As hard as you may try, you can only be in one place at a time. Your company brochure, however, can be in many places, helping you reach countless potential and existing clients instantly. Brochures are the type of leaflets that can be seen in racks or stands featuring various information. They are often used to give information to tourists, to promote products, or even give health advice. The following tips will help you design a brochure that will properly represent your business, showcase what you have to offer, and serve as a powerful marketing and sales tool.
Know Your Purpose Before You Start | Brochure Design
A brochure that communicates effectively doesn’t happen by accident — it requires planning and foresight. If you’re thinking about designing a brochure, start by asking yourself why you think you need a brochure. Then, you should define your goals. Is it for direct mail marketing, to offer more information to existing clients, or to promote your business by handing out the brochure on the street? You have to know the purpose first. A brochure with too many goals, for example, sell more products, describe features, give details of huge product lines, can come across as confusing and unmemorable. Including too many messages is the surest way to communicate none.
A Good Headline Is Key | Brochure Design
The average reader takes less than 5 seconds to glance at the cover of a brochure, and decide whether or not to read it. If your headline or graphics on the cover of your brochure are boring, few people will bother opening it. To get the attention of your potential clients, combine a visually appealing design with an attention-grabbing headline that addresses an important benefit for your target audience. Think benefits or thought-provoking statements that will motivate the reader to pick up the brochure, and actually read it.

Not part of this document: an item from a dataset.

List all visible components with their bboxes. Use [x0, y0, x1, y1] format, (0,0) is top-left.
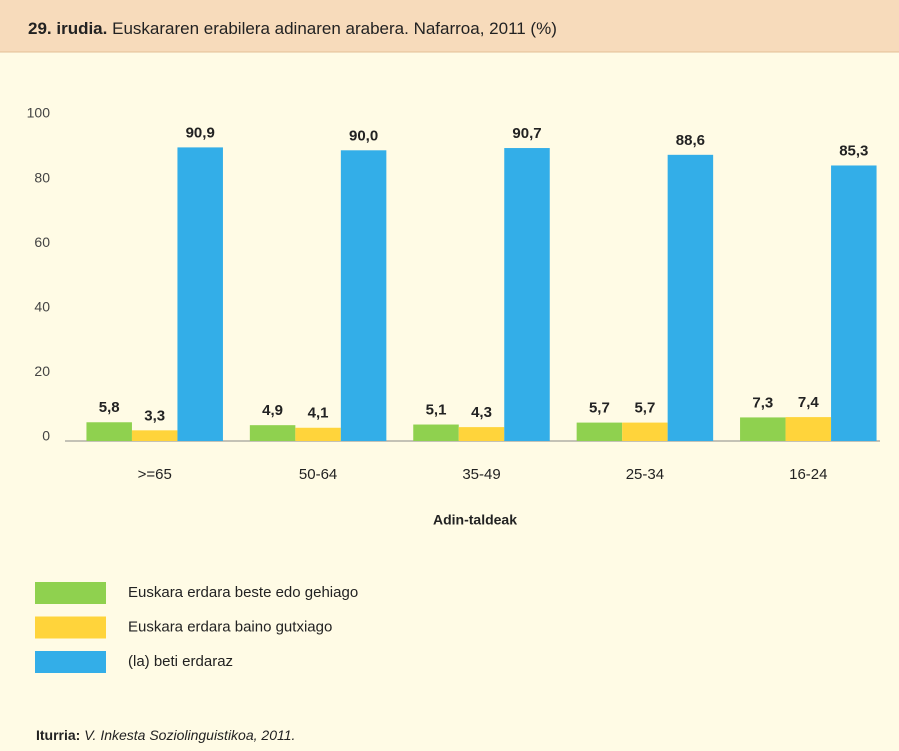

Get Your Copy Right | Brochure Design
Great copy is often the most undervalued element in brochure design. To get people’s attention, your brochure has to focus on the benefits they will have by doing business with you. Whether you’re writing the text or it’s coming from a professional copywriter, make sure to highlight power words and phrases that catch the attention of your target audience. This could include New, Free, Save, Now, Easy, just to name a few. Your potential clients want to know how your product or service can help them save time, money, get better products, or run their business more efficiently. Focus your content on the problems and challenges your potential clients face, and how you solve them better than your competitors.

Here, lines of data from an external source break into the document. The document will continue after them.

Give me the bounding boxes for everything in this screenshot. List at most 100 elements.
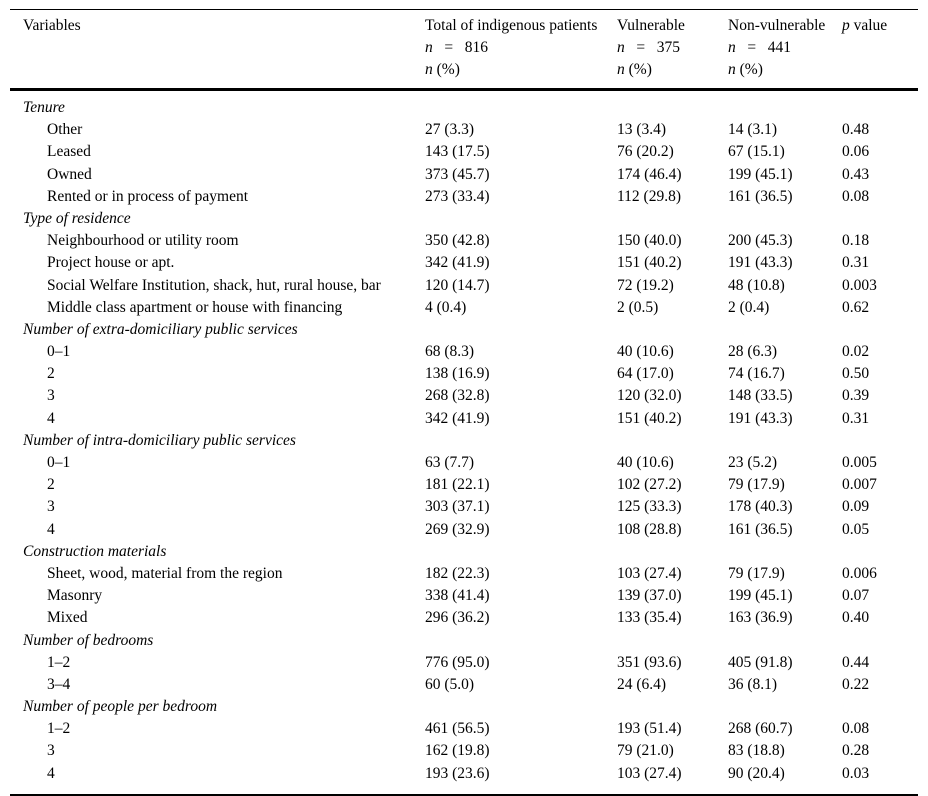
non-vulnerable-column-title: Non-vulnerable <box>728 17 826 34</box>
table-row: Leased 143 (17.5) 76 (20.2) 67 (15.1) 0.06 <box>10 141 918 163</box>
row-label: 0–1 <box>47 343 71 361</box>
row-label: 1–2 <box>47 653 71 671</box>
empty-cell <box>425 696 617 718</box>
empty-cell <box>842 319 918 341</box>
vulnerable-value: 120 (32.0) <box>617 387 682 405</box>
row-label: Social Welfare Institution, shack, hut, … <box>47 276 381 294</box>
non-vulnerable-value: 191 (43.3) <box>728 409 793 427</box>
empty-cell <box>617 208 728 230</box>
vulnerable-value: 76 (20.2) <box>617 143 674 161</box>
table-row: 1–2 461 (56.5) 193 (51.4) 268 (60.7) 0.08 <box>10 718 918 740</box>
non-vulnerable-value: 161 (36.5) <box>728 520 793 538</box>
p-value: 0.44 <box>842 653 870 671</box>
row-label: Project house or apt. <box>47 254 175 272</box>
empty-cell <box>617 319 728 341</box>
empty-cell <box>425 630 617 652</box>
p-value: 0.43 <box>842 165 870 183</box>
p-value: 0.08 <box>842 187 870 205</box>
empty-cell <box>728 630 842 652</box>
row-label: 1–2 <box>47 720 71 738</box>
total-value: 461 (56.5) <box>425 720 490 738</box>
non-vulnerable-value: 2 (0.4) <box>728 298 770 316</box>
non-vulnerable-value: 48 (10.8) <box>728 276 785 294</box>
vulnerable-value: 151 (40.2) <box>617 254 682 272</box>
table-row: Mixed 296 (36.2) 133 (35.4) 163 (36.9) 0.40 <box>10 607 918 629</box>
total-value: 60 (5.0) <box>425 675 475 693</box>
p-value: 0.07 <box>842 587 870 605</box>
table-row: Other 27 (3.3) 13 (3.4) 14 (3.1) 0.48 <box>10 119 918 141</box>
non-vulnerable-value: 23 (5.2) <box>728 454 778 471</box>
section-header-row: Number of extra-domiciliary public servi… <box>10 319 918 341</box>
total-value: 350 (42.8) <box>425 232 490 250</box>
row-label: Sheet, wood, material from the region <box>47 564 283 582</box>
non-vulnerable-value: 200 (45.3) <box>728 232 793 250</box>
table-row: 0–1 63 (7.7) 40 (10.6) 23 (5.2) 0.005 <box>10 452 918 474</box>
empty-cell <box>842 97 918 119</box>
table-row: Masonry 338 (41.4) 139 (37.0) 199 (45.1) 0.0… <box>10 585 918 607</box>
p-value: 0.09 <box>842 498 870 516</box>
p-value: 0.08 <box>842 720 870 738</box>
p-value: 0.005 <box>842 454 877 471</box>
vulnerable-value: 40 (10.6) <box>617 343 674 361</box>
p-value: 0.50 <box>842 365 870 383</box>
header-p-value-column: p value <box>842 15 918 81</box>
table-row: 3 162 (19.8) 79 (21.0) 83 (18.8) 0.28 <box>10 740 918 762</box>
row-label: Owned <box>47 165 92 183</box>
total-value: 268 (32.8) <box>425 387 490 405</box>
table-row: Neighbourhood or utility room 350 (42.8) 1… <box>10 230 918 252</box>
empty-cell <box>842 630 918 652</box>
empty-cell <box>617 696 728 718</box>
non-vulnerable-value: 163 (36.9) <box>728 609 793 627</box>
vulnerable-value: 102 (27.2) <box>617 476 682 494</box>
total-value: 193 (23.6) <box>425 764 490 782</box>
p-value: 0.007 <box>842 476 877 494</box>
table-body: Tenure Other 27 (3.3) 13 (3.4) 14 (3.1) 0.48 L… <box>10 91 918 794</box>
non-vulnerable-value: 405 (91.8) <box>728 653 793 671</box>
total-value: 4 (0.4) <box>425 298 467 316</box>
p-value: 0.03 <box>842 764 870 782</box>
p-value: 0.62 <box>842 298 870 316</box>
empty-cell <box>842 430 918 452</box>
p-value: 0.28 <box>842 742 870 760</box>
table-row: 0–1 68 (8.3) 40 (10.6) 28 (6.3) 0.02 <box>10 341 918 363</box>
row-label: Neighbourhood or utility room <box>47 232 239 250</box>
total-value: 342 (41.9) <box>425 409 490 427</box>
empty-cell <box>425 97 617 119</box>
row-label: Rented or in process of payment <box>47 187 249 205</box>
empty-cell <box>617 541 728 563</box>
section-title: Tenure <box>23 99 65 116</box>
non-vulnerable-value: 74 (16.7) <box>728 365 785 383</box>
section-header-row: Construction materials <box>10 541 918 563</box>
empty-cell <box>425 319 617 341</box>
vulnerable-value: 79 (21.0) <box>617 742 674 760</box>
row-label: Masonry <box>47 587 103 605</box>
p-value: 0.31 <box>842 409 870 427</box>
total-value: 138 (16.9) <box>425 365 490 383</box>
empty-cell <box>617 430 728 452</box>
section-header-row: Tenure <box>10 97 918 119</box>
header-vulnerable-column: Vulnerable n = 375 n (%) <box>617 15 728 81</box>
p-value: 0.39 <box>842 387 870 405</box>
total-value: 273 (33.4) <box>425 187 490 205</box>
row-label: Mixed <box>47 609 88 627</box>
vulnerable-value: 151 (40.2) <box>617 409 682 427</box>
vulnerable-value: 108 (28.8) <box>617 520 682 538</box>
empty-cell <box>425 208 617 230</box>
row-label: 3 <box>47 742 55 760</box>
section-header-row: Number of intra-domiciliary public servi… <box>10 430 918 452</box>
table-row: Middle class apartment or house with fin… <box>10 297 918 319</box>
section-header-row: Number of people per bedroom <box>10 696 918 718</box>
total-value: 162 (19.8) <box>425 742 490 760</box>
section-header-row: Type of residence <box>10 208 918 230</box>
vulnerable-value: 150 (40.0) <box>617 232 682 250</box>
empty-cell <box>728 319 842 341</box>
row-label: Leased <box>47 143 91 161</box>
section-title: Number of bedrooms <box>23 631 154 649</box>
table-row: 3–4 60 (5.0) 24 (6.4) 36 (8.1) 0.22 <box>10 674 918 696</box>
vulnerable-value: 133 (35.4) <box>617 609 682 627</box>
table-row: 4 193 (23.6) 103 (27.4) 90 (20.4) 0.03 <box>10 763 918 785</box>
row-label: 0–1 <box>47 454 71 471</box>
total-value: 68 (8.3) <box>425 343 475 361</box>
row-label: 3 <box>47 498 55 516</box>
empty-cell <box>425 541 617 563</box>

Make Sure It’s Easy To Read | Brochure Design
Even if you grab your client’s attention with an outstanding design, they won’t want to read through long, dense paragraphs. People like to get to the point — and quickly. You don’t need many fonts when you’re thinking of how to design a brochure – just a heading, subheading and body copy font. Choose the fonts that will fit the purpose of the brochure and your business brand. Remember to use the right font sizes, too, because brochures are meant to deliver information. Hence, they should be readable and legible.

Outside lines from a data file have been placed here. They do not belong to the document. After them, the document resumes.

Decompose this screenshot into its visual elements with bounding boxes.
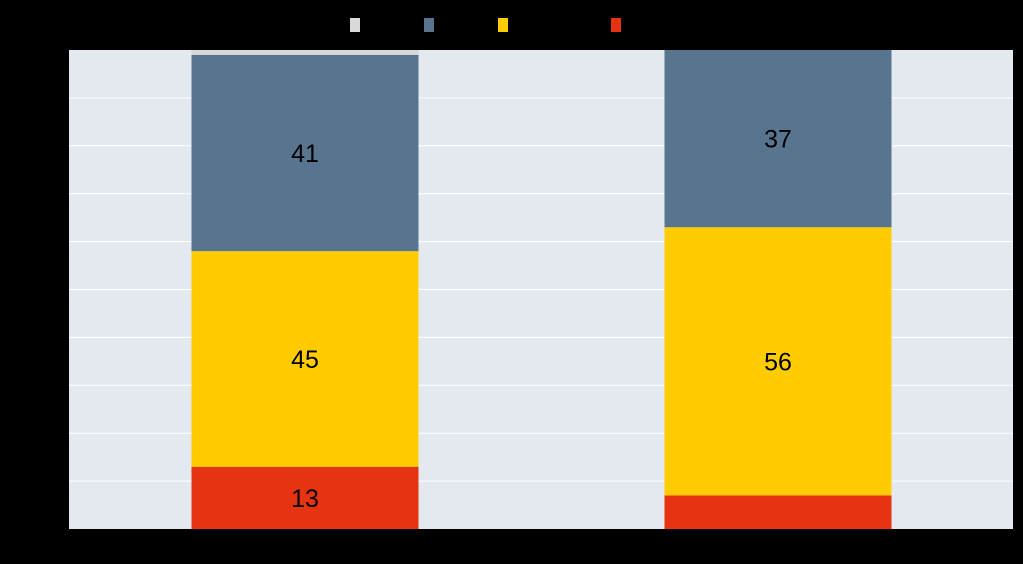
- bar-segment-series-0-category-1: [664, 495, 892, 529]
- bar-segment-series-3-category-0: [191, 50, 419, 55]
- data-label: 41: [291, 140, 319, 168]
- bar-segment-series-1-category-0: [191, 251, 419, 467]
- bars: [191, 50, 892, 529]
- data-label: 13: [291, 485, 319, 513]
- legend-swatch: [424, 18, 434, 32]
- legend-swatch: [611, 18, 621, 32]
- bar-segment-series-2-category-1: [664, 50, 892, 228]
- data-label: 37: [764, 126, 792, 154]
- legend-swatch: [498, 18, 508, 32]
- bar-segment-series-2-category-0: [191, 54, 419, 252]
- data-label: 56: [764, 348, 792, 376]
- data-label: 45: [291, 346, 319, 374]
- bar-segment-series-1-category-1: [664, 227, 892, 496]
- legend: [350, 18, 621, 32]
- legend-swatch: [350, 18, 360, 32]
- bar-segment-series-0-category-0: [191, 466, 419, 529]
- data-labels: 13 45 41 56 37: [291, 126, 792, 513]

Tell Them What You Want Them To Do After Reading The Copy | Brochure Design
After you interest the reader in what your business has to offer, you have to take the next step: tell them what they have to do to reach you. You can do that by inviting them to see your showroom, place an order, or schedule an appointment. Your brochure will be meaningless if you do not have this call to do something after reading the information they received through the brochure. Don’t just assume they’ll look for your phone number and call or visit your website.